The director handed me a shoebox. “Some things were in his desk,” he said. “Not much. Nothing of value.”
I had a strong reaction to this, as if the director were showing me Malcolm’s dead body and not an old box, and I didn’t immediately take it from his hands. After a moment, he put the box back on the desk. “Let me know what you decide about his remains,” he said and left the room. I felt foolish sitting alone and left soon after.
Later, I checked into a motel and called Margaret. I felt grateful to hear the rough gravel of her voice. I imagined her hands, which she occasionally complained about, because her mother had been a hand model in Chicago and had made Margaret feel self-conscious about her body, which was powerful and athletic. Everything about Margaret’s physicality was blunt and present. She stood as comfortably rooted to herself and her home as the mountains she loved. The strength of her lovemaking, which attracted me, also overwhelmed me so that I was sometimes relieved when we parted in the mornings, she for her job guiding climbers in the summer and skiers in the winter, and I for whatever seasonal work I pick
ed up and the comforts of solitude. Still, Margaret was the first woman I had not fled from when the responsibilities of affection tightened around me and reminded me of the consequences of care. We had been together for a year and a half. I closed my eyes and saw her lake blue eyes, the smooth planes of her cheeks.
“How are you?” she asked.
“Hot. It’s dry here.”
She laughed. “You’re ridiculous,” she said affectionately. Her easy familiarity with my reticent nature still surprised me, and I had to work to ignore the discomfort being known engendered in me. She was frank in all things. She had made it clear early on that she would have none of my obfuscation. She wanted all of me or none of me, and for some reason, I took her at her word. I could not account for our longevity except to say that I found myself wanting to become necessary to her.
We were silent for a long time. I listened to her breath, remembered its natural sweetness, how it reminded me of the elusive scent of roses.

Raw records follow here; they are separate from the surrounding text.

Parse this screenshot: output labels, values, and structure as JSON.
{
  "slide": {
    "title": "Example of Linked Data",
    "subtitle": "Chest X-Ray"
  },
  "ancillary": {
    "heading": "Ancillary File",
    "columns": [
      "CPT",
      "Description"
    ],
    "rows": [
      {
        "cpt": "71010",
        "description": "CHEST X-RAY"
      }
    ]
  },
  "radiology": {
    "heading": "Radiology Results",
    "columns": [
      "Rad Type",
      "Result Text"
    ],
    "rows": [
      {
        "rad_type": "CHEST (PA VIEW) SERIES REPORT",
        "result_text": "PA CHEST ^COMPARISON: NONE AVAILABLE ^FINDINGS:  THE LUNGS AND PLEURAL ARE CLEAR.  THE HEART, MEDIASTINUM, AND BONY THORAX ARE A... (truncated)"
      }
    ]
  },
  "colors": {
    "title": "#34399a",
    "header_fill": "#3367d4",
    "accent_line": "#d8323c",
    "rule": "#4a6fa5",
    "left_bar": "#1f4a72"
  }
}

“I went to his room,” I said, finally.
“Mmm.”
“I sent his things to Goodwill.”
“Your mother called right after you left.”
I didn’t respond.
“Have you spoken to her yet?” Margaret said.
“Not yet.” During the drive I had imagined calling Laurel, had even pulled over at a rest stop at one point determined to do just that. But what would we say? We saw each other infrequently, perhaps once a year, and when we did, we cut wide swaths around what mattered. How could I talk about what it meant for Malcolm to be dead without stepping into a conversation I had avoided for so many years? Was Laurel prepared to hear the truth about the shooting? Was I prepared to tell it? What would happen when I let go of a lie I had held so long that it had become inextricable from my character?
“How did she sound?” I asked.
“Like she lost a son. When are you going to call her?”